Formula One’s new American broadcaster ESPN just released their broadcast schedule for 2018, Racer reports. Whether you’re using F1's streaming platform or not, you’ll have to stream some F1 sessions next year. Nearly every race except the Monaco Grand Prix has at least one practice session on ESPN’s streaming platform ESPN3.
Racer published ESPN’s full F1 broadcast schedule for the year here, and to the network’s credit, most qualifying and race sessions at least make it on to ESPN2, a real-life TV channel, with the occasional appearance of channel-I-forgot-existed ESPNEWS. All 21 races of the season will be aired live on TV. As previously reported, all 125 hours of ESPN’s F1 stuff will include commentary from the international Sky F1 broadcast team.
Monaco gets the most actual TV airtime of them all for being a legendary fancy-parade around narrow streets, with the race airing live on ESPN’s main channel and re-aired in the afternoon on ABC. The Canadian, American and Mexican grands prix will air on ABC live, which is understandable. But if you watch all the practice sessions, too, you’re going to need to learn to love ESPN3.
ESPN3, for those of you who haven’t watched it in a while, is a streaming service you log into with your cable subscription. So, if you’re a full-on cord-cutter, you’ll still probably want to buy F1's own non-cable-affiliated stream (or perhaps borrow your mom’s cable login, as I know some of you do, but definitely not us, no way no how. Nope).

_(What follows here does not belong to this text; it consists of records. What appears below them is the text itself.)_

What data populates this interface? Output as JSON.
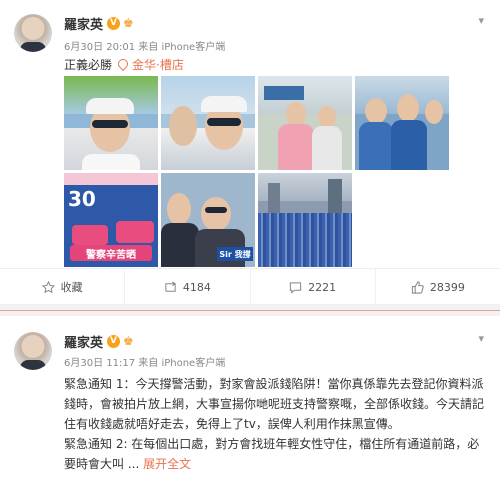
{
  "post1": {
    "author": "羅家英",
    "verified_badge": "V",
    "crown_icon": "crown-icon",
    "timestamp": "6月30日 20:01",
    "source": "来自 iPhone客户端",
    "text": "正義必勝",
    "location": "金华·槽店",
    "photos": [
      {
        "name": "selfie-1"
      },
      {
        "name": "selfie-2"
      },
      {
        "name": "group-photo"
      },
      {
        "name": "group-photo-2"
      },
      {
        "name": "rally-banner",
        "banner_text": "警察辛苦晒",
        "banner_top": "30"
      },
      {
        "name": "selfie-3",
        "sign_text": "Sir 我撐"
      },
      {
        "name": "aerial-rally"
      }
    ],
    "actions": {
      "favorite": "收藏",
      "repost": "4184",
      "comment": "2221",
      "like": "28399"
    }
  },
  "post2": {
    "author": "羅家英",
    "verified_badge": "V",
    "timestamp": "6月30日 11:17",
    "source": "来自 iPhone客户端",
    "paragraph1": "緊急通知 1：今天撐警活動，對家會設派錢陷阱！當你真係靠先去登記你資料派錢時，會被拍片放上網，大事宣揚你哋呢班支持警察嘅，全部係收錢。今天請記住有收錢處就唔好走去，免得上了tv，誤俾人利用作抹黑宣傳。",
    "paragraph2_start": "緊急通知 2: 在每個出口處，對方會找班年輕女性守住，檔住所有通道前路，必要時會大叫 ...",
    "expand_label": "展开全文"
  },
  "colors": {
    "accent": "#eb7350",
    "badge": "#f7a21a"
  }
}
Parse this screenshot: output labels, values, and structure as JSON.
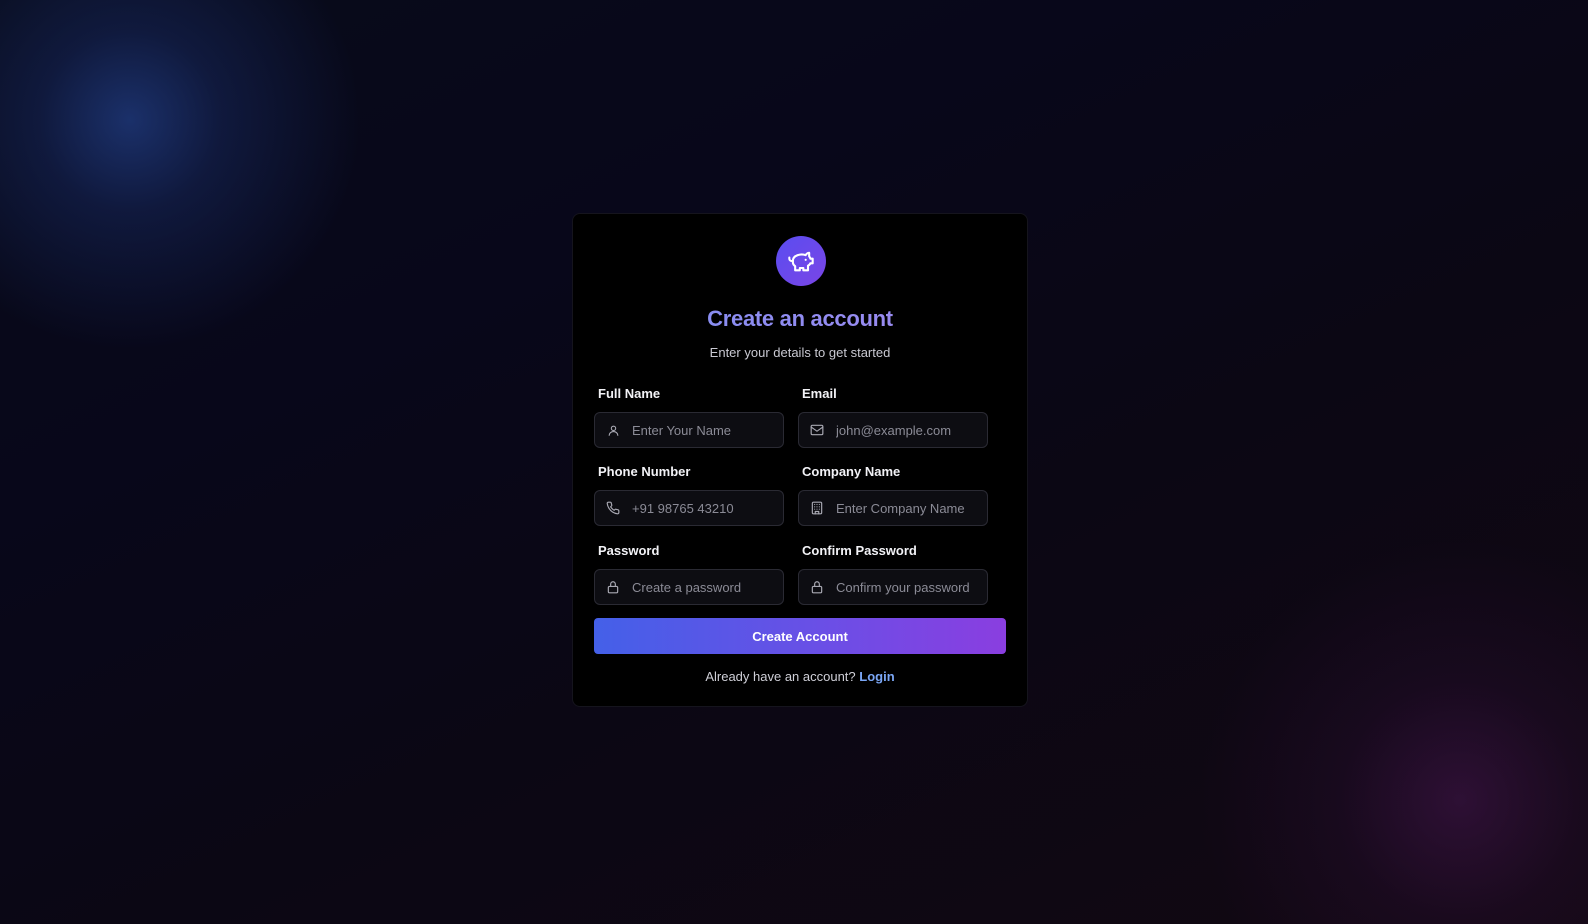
{
  "header": {
    "logo_icon": "piggy-bank-icon",
    "title": "Create an account",
    "subtitle": "Enter your details to get started"
  },
  "form": {
    "full_name": {
      "label": "Full Name",
      "placeholder": "Enter Your Name",
      "value": "",
      "icon": "user-icon"
    },
    "email": {
      "label": "Email",
      "placeholder": "john@example.com",
      "value": "",
      "icon": "mail-icon"
    },
    "phone": {
      "label": "Phone Number",
      "placeholder": "+91 98765 43210",
      "value": "",
      "icon": "phone-icon"
    },
    "company": {
      "label": "Company Name",
      "placeholder": "Enter Company Name",
      "value": "",
      "icon": "building-icon"
    },
    "password": {
      "label": "Password",
      "placeholder": "Create a password",
      "value": "",
      "icon": "lock-icon"
    },
    "confirm_password": {
      "label": "Confirm Password",
      "placeholder": "Confirm your password",
      "value": "",
      "icon": "lock-icon"
    },
    "submit_label": "Create Account"
  },
  "footer": {
    "prompt": "Already have an account?",
    "login_label": "Login"
  },
  "colors": {
    "accent_start": "#4460e8",
    "accent_end": "#8a3ee0",
    "link": "#7aa6f5",
    "card_bg": "#000000",
    "page_bg": "#07060d"
  }
}
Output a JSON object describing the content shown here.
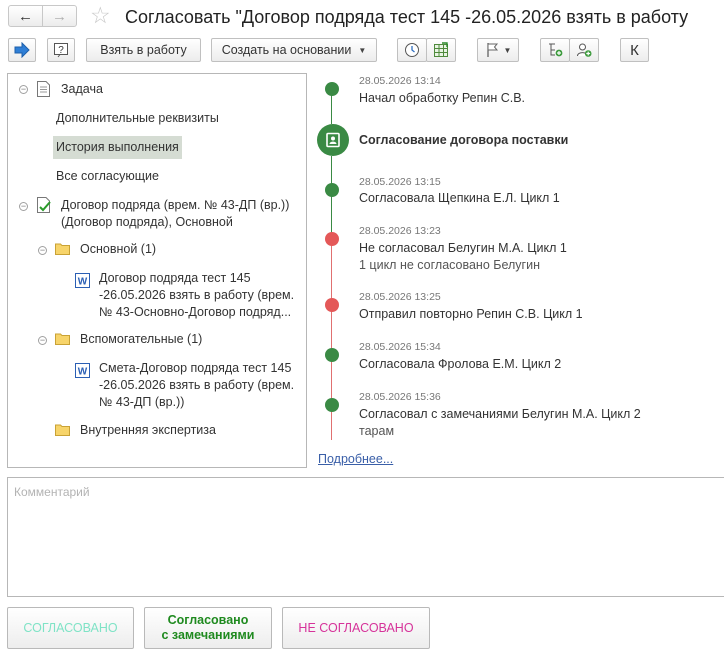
{
  "window": {
    "title": "Согласовать \"Договор подряда тест 145 -26.05.2026 взять в работу"
  },
  "toolbar": {
    "take_to_work": "Взять в работу",
    "create_based_on": "Создать на основании",
    "font_button": "К"
  },
  "tree": {
    "task": "Задача",
    "additional_details": "Дополнительные реквизиты",
    "execution_history": "История выполнения",
    "all_approvers": "Все согласующие",
    "contract_line1": "Договор подряда (врем. № 43-ДП (вр.))",
    "contract_line2": "(Договор подряда), Основной",
    "folder_main": "Основной (1)",
    "main_file_line1": "Договор подряда тест 145",
    "main_file_line2": "-26.05.2026 взять в работу (врем.",
    "main_file_line3": "№ 43-Основно-Договор подряд...",
    "folder_aux": "Вспомогательные (1)",
    "aux_file_line1": "Смета-Договор подряда тест 145",
    "aux_file_line2": "-26.05.2026 взять в работу (врем.",
    "aux_file_line3": "№ 43-ДП (вр.))",
    "folder_expertise": "Внутренняя экспертиза"
  },
  "timeline": {
    "events": [
      {
        "time": "28.05.2026 13:14",
        "text": "Начал обработку Репин С.В.",
        "note": "",
        "status": "green"
      },
      {
        "time": "",
        "text": "Согласование договора поставки",
        "note": "",
        "status": "stage"
      },
      {
        "time": "28.05.2026 13:15",
        "text": "Согласовала Щепкина Е.Л. Цикл 1",
        "note": "",
        "status": "green"
      },
      {
        "time": "28.05.2026 13:23",
        "text": "Не согласовал Белугин М.А. Цикл 1",
        "note": "1 цикл не согласовано Белугин",
        "status": "red"
      },
      {
        "time": "28.05.2026 13:25",
        "text": "Отправил повторно Репин С.В. Цикл 1",
        "note": "",
        "status": "red"
      },
      {
        "time": "28.05.2026 15:34",
        "text": "Согласовала Фролова Е.М. Цикл 2",
        "note": "",
        "status": "green"
      },
      {
        "time": "28.05.2026 15:36",
        "text": "Согласовал с замечаниями Белугин М.А. Цикл 2",
        "note": "тарам",
        "status": "green"
      }
    ],
    "more_link": "Подробнее..."
  },
  "comment": {
    "placeholder": "Комментарий"
  },
  "actions": {
    "approved": "СОГЛАСОВАНО",
    "approved_remarks_line1": "Согласовано",
    "approved_remarks_line2": "с замечаниями",
    "not_approved": "НЕ СОГЛАСОВАНО"
  },
  "colors": {
    "approved_text": "#7fe3c6",
    "remarks_text": "#1f8a1f",
    "not_approved_text": "#d6339a",
    "green_dot": "#3a8a44",
    "red_dot": "#e45858",
    "link": "#3a5fa8",
    "selection": "#d5dcd3"
  },
  "icons": {
    "back": "arrow-left-icon",
    "forward": "arrow-right-icon",
    "favorite": "star-icon",
    "go": "go-arrow-icon",
    "help": "help-icon",
    "clock": "clock-icon",
    "spreadsheet": "spreadsheet-icon",
    "flag": "flag-icon",
    "tree_add": "tree-add-icon",
    "user_add": "user-add-icon",
    "document": "document-icon",
    "document_check": "document-check-icon",
    "folder": "folder-icon",
    "word": "word-file-icon",
    "stage": "approval-stage-icon"
  }
}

What’s awful about ESPN’s schedule is that ESPN currently has qualifying for the American and Brazilian grands prix listed as delayed showings. While those times are both still marked as “TBD,” it’s almost unforgivable that ESPN would choose to tape-delay any session of the U.S.’s home race.
Lastly, if all of this is making you miss the NBC Sports crew, there is one piece of good news this week. Former NBC Sports pit lane reporter Will Buxton, who has already appeared in preseason testing live streams for F1, confirmed that he will be one of the presenters on F1's digital platforms.
You know, digital. More streams. ESPN is dragging the cable TV holdouts into an F1 live stream whether they like it or not, so 2018 is truly the year of the live stream.
[Full disclosure: Jalopnik is owned by Univision, which holds the Spanish-language broadcast rights to F1 in the U.S.]
Correction [3/21]: The headline was tweaked for clarity after its original publication.